Document commenté dans “Bouddhisme et Kum Nyé“, Cours 4: La souffrance
Dans notre tendre enfance, lorsque nos sens étaient plus ouverts, nous pouvions encore faire l’expérience d’un plus grand sentiment d’unité avec l’univers ; mais en grandissant, nous avons appris à privilégier le développement de notre personnalité de façon si intense que cela n’a fait que rendre plus profonds les sentiments de séparation au détriment des sentiments de chaleur et de sécurité que notre cœur désirait. Il est difficile qu’il en soit autrement, de par les pressions et complications que la société moderne produit, car, pour réussir en affaires, en amitié ou même dans le jeu, nous sommes presque forcés d’entrer dans des situations qui nous poussent à la compétition, engendrent le stress et développent des sentiments d’aliénation et d’anxiété. Toutes nos entreprises majeures, que ce soit faire des études, fonder une famille ou se lancer dans une carrière, entraînent des complications et des limitations que nous ne pouvons pas éviter.
Même quand nous essayons d’ouvrir notre vie, nous finissons par contracter notre expérience au lieu de l’élargir. Nos activités mentales et physiques réussissent rarement à nous apporter de la satisfaction, parce que nous n’arrivons pas à intégrer ces deux aspects.
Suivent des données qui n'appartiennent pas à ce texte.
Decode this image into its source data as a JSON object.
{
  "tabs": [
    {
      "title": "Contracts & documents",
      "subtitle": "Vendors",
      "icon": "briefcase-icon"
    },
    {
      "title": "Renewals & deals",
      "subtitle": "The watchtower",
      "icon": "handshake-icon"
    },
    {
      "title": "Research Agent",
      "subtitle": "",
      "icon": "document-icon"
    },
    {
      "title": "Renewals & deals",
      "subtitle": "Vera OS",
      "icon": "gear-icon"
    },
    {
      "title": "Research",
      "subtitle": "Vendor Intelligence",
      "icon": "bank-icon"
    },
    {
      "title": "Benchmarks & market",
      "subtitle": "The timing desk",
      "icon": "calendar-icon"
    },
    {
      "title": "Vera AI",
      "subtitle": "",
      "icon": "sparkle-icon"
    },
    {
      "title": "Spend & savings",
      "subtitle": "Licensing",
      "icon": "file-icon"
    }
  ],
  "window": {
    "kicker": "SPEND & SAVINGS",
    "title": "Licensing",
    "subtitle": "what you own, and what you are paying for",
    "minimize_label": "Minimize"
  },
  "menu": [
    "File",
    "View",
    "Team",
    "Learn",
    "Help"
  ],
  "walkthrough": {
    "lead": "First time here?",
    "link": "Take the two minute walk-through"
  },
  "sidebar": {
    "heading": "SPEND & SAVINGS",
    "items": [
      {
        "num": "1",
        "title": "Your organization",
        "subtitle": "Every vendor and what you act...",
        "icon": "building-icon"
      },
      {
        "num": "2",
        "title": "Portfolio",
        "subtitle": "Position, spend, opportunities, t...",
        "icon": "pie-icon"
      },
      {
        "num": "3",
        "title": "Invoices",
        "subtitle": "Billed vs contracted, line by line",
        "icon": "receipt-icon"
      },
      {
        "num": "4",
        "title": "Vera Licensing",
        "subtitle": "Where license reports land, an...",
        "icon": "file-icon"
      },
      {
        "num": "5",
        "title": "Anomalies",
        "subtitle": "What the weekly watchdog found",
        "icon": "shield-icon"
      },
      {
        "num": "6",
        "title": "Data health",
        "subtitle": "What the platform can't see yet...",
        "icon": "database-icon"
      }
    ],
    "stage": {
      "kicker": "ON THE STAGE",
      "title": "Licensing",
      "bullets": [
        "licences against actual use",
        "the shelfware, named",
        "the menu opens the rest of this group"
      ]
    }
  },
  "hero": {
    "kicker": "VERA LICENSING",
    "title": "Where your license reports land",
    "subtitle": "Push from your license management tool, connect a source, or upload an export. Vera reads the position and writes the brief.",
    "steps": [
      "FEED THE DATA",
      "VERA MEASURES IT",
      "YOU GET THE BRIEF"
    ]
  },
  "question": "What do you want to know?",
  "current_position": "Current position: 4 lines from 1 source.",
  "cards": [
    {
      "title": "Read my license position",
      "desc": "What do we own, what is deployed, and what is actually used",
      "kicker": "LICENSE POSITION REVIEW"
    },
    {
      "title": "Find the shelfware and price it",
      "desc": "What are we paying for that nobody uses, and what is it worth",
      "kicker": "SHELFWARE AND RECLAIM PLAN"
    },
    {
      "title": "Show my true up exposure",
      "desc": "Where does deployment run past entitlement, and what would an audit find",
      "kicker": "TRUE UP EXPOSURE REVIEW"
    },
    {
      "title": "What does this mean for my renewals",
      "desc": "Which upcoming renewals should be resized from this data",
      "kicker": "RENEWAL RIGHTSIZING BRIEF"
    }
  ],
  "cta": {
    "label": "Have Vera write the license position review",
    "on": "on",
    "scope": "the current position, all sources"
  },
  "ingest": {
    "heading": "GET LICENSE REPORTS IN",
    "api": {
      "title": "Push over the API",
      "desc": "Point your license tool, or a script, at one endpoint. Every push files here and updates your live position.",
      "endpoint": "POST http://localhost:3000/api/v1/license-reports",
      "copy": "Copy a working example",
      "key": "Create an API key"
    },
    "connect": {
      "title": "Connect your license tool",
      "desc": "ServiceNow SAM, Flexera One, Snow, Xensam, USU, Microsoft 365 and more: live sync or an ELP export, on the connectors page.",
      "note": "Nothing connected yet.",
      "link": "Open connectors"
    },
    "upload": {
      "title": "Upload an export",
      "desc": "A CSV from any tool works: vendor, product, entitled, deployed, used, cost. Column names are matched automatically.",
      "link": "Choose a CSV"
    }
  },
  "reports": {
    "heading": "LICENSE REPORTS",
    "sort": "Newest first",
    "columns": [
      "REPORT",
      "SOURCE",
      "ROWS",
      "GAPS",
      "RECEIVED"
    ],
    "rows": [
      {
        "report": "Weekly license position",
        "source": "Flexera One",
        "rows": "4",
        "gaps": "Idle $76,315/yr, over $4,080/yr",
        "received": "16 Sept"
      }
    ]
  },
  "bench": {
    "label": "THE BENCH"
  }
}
Comme nous ne sommes pas conscients de l’importance d’intégrer le corps et l’esprit dans absolument toutes nos activités, nous mettons l’accent sur la réussite intellectuelle au détriment du ressenti, ou sur les performances physiques aux dépens de la richesse des sensations intérieures.
Quand nous réprimons nos sentiments et sensations, nous les empêchons de nous donner le soutien dont nous avons besoin pour être heureux et en bonne santé. Nos sens peuvent réagir à cette restriction en nous poussant doucement à nous ouvrir, mais notre esprit rationnel contrôle les subtiles impressions sensitives à tel point que nous n’entendons pas leur demande. Avides d’accomplissements, nous tournons notre quête vers l’extérieur, courant souvent sans répit d’une source de plaisir à une autre comme si l’offre était limitée. Nous sommes fascinés par l’idée que la satisfaction de nos désirs est à notre portée, pourvu que nous cherchions, jouions ou travaillions suffisamment. Nous sommes attirés par des activités excitantes qui semblent stimuler notre esprit et nos sens, mais nous laissent toujours en manque. Plus nous courons vite, plus nous nous éloignons de la véritable satisfaction qui réside à l’intérieur de nous, derrière la porte de nos sens.
Au lieu d’ouvrir cette porte, nous nous réfugions dans des drogues telles que l’alcool ou les hallucinogènes. Il nous arrive même de nous tourner vers la spiritualité pour découvrir que, là aussi, nous sommes insatisfaits. Nous continuons à dépenser notre énergie, nous précipitant d’une activité à une autre, d’une pensée à une autre. Nous passons notre temps à imaginer ce que nous aimerions qu’il se passe ou à nous rappeler le passé ; nous échafaudons des projets : perdus dans nos rêveries, nous avons quelquefois un bref instant de plaisir ou une sensation riche et puissante, mais nous ne faisons pas l’expérience de la pleine saveur du contact ; cela semble nous fuir, en quelque sorte.
Nous pouvons tenter de retrouver un sentiment de complétude en nous assurant la possession de notre famille ou de biens matériels et en essayant de contrôler la nature et notre vie. Mais un tel contrôle est artificiel et n’a rien à voir avec les lois naturelles et les cycles qui gouvernent notre corps et notre esprit ainsi que le monde autour de nous. Nous commençons alors à nous sentir enfermés et insatisfaits. Incapables de voir que c’est notre manque d’équilibre qui peut en être la cause, nous nous retrouvons dans des situations malsaines à nous demander comment nous en sommes arrivés là.
Nous pouvons finir par croire qu’il nous est impossible de percevoir les choses de façon substantielle ou de nous ouvrir à des niveaux d’expérience plus profonds. Nous ne nous rendons pas compte qu’à cause de notre négligence, nos sens se sont endurcis comme la peau d’un éléphant, diminuant ainsi la richesse de notre capacité sensorielle. A moins d’assouplir doucement cette dureté en développant les énergies naturelles de nos sentiments et sensations, nous ne pourrons pas nous ouvrir à l’expérience dans sa totalité.
Tarthang Tulku, “Yoga tibétain: Massages et postures”, Trédaniel 2018, p.23-24.